Peruvian exports amounted to US$34.365 billion between January and August this year, up 44.6% from the same period in 2020, one of the highest growth rates in the world, Foreign Trade and Tourism Minister Roberto Sanchez
This growth was backed by higher shipments of traditional products —mainly minerals— and non-traditional ones, which grew 48.6% (US$24.3 billion) and 35.9% (US$10.004 billion), respectively.
"This significant development is due to a series of factors, such as the recovery of production and the increase in international commodity prices, in addition to the efforts of workers, producers, entrepreneurs, and everyone who is part of the export chain in Peru," Sanchez explained.

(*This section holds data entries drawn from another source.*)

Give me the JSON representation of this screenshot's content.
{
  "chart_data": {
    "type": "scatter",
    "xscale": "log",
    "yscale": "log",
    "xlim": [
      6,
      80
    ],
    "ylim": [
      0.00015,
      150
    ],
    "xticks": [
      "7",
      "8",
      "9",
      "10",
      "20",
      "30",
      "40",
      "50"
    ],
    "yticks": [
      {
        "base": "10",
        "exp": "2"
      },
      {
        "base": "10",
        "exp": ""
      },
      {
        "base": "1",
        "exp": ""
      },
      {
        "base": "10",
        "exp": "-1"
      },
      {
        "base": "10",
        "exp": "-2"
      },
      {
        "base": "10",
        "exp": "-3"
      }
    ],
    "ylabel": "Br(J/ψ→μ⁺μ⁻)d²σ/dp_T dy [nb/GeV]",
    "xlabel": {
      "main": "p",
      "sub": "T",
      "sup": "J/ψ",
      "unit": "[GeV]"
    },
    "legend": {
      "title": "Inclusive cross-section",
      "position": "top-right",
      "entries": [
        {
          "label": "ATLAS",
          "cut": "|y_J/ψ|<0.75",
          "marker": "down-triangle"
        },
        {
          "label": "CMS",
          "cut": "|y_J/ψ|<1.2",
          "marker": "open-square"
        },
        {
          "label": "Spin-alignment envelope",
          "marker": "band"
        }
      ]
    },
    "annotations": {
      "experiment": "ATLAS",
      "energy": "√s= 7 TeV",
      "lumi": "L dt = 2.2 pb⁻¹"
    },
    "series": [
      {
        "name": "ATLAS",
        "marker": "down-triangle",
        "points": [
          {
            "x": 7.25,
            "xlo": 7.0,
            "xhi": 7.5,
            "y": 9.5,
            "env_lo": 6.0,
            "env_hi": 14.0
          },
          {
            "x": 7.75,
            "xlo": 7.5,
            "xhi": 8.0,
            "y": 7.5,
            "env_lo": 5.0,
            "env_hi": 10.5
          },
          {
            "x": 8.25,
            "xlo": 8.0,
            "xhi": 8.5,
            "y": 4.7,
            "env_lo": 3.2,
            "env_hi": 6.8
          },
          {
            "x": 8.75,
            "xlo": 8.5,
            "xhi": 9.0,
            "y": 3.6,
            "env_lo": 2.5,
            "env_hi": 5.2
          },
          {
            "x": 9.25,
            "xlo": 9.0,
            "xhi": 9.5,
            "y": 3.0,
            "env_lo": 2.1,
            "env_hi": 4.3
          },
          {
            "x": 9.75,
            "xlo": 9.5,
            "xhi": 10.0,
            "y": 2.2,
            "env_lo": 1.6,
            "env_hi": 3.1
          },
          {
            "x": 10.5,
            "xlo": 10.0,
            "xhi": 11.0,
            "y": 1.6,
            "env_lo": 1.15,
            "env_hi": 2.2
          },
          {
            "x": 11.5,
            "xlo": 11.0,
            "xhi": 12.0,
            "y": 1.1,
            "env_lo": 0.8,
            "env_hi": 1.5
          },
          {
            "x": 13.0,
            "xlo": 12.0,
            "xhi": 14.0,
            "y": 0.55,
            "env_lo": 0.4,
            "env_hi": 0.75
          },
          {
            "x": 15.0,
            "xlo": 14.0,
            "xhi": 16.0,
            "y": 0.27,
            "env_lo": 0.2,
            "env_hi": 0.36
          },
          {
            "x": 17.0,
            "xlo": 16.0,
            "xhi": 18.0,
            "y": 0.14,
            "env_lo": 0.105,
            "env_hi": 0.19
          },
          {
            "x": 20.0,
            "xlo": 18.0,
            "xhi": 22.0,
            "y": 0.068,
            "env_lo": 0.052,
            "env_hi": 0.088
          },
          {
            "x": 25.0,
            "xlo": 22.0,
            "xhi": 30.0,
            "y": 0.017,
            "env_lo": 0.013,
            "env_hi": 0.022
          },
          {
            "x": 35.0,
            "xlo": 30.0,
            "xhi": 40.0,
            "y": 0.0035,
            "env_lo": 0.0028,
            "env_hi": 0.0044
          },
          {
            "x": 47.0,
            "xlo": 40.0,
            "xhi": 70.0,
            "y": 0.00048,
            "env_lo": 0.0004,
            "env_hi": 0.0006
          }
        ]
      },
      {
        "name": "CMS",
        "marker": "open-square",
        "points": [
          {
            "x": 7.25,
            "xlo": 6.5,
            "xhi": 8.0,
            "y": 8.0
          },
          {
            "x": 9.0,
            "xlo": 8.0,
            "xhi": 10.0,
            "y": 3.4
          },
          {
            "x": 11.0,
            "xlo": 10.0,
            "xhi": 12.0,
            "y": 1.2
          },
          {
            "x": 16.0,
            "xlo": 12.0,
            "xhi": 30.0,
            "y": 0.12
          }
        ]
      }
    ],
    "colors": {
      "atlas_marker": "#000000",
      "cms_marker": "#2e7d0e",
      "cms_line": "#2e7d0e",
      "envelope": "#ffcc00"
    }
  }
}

Within this framework, the government official noted that exports increased across 19 regions in the interior of the country, mainly those in the south and jungle of Peru.
That is the case of Apurimac (114%), Ucayali (102%), Puno (95%), Madre de Dios (91%), Huancavelica (81%), Loreto (80%), Ica (69%), Arequipa (59%), Cusco (57%), Tacna (55%), Ayacucho (46%), Amazonas (41%), Lambayeque (34%), La Libertad (32%), Ancash (24%), Piura (20%), Moquegua (17%), Junin (11%), and Tumbes (7%).
"I welcome the efforts of 7,057 Peruvian companies that, with hard work, introduce national products to the world. In addition to this, a total of 2,222 companies —among micro, small and medium-sized enterprises (MSMEs), cooperatives and associations— sent farming products," the minister stated.
Between January and August this year, almost all sectors of the Peruvian economy saw an increase in their sales. Jewelry (281%), metallurgy (102%), textile (82%), fishing (60%), and mining (51%) were the most dynamic.
Likewise, agro-exports grew 18%, due to higher sales of fruits (23%), mainly avocados (41%) and grapes (23%).
Fruit exports grew due to higher shipment volumes of avocados (31%), grapes (17%), and blueberries (19%), as well as the increase in prices of avocados (10%), mangoes (9%), and grapes (5%).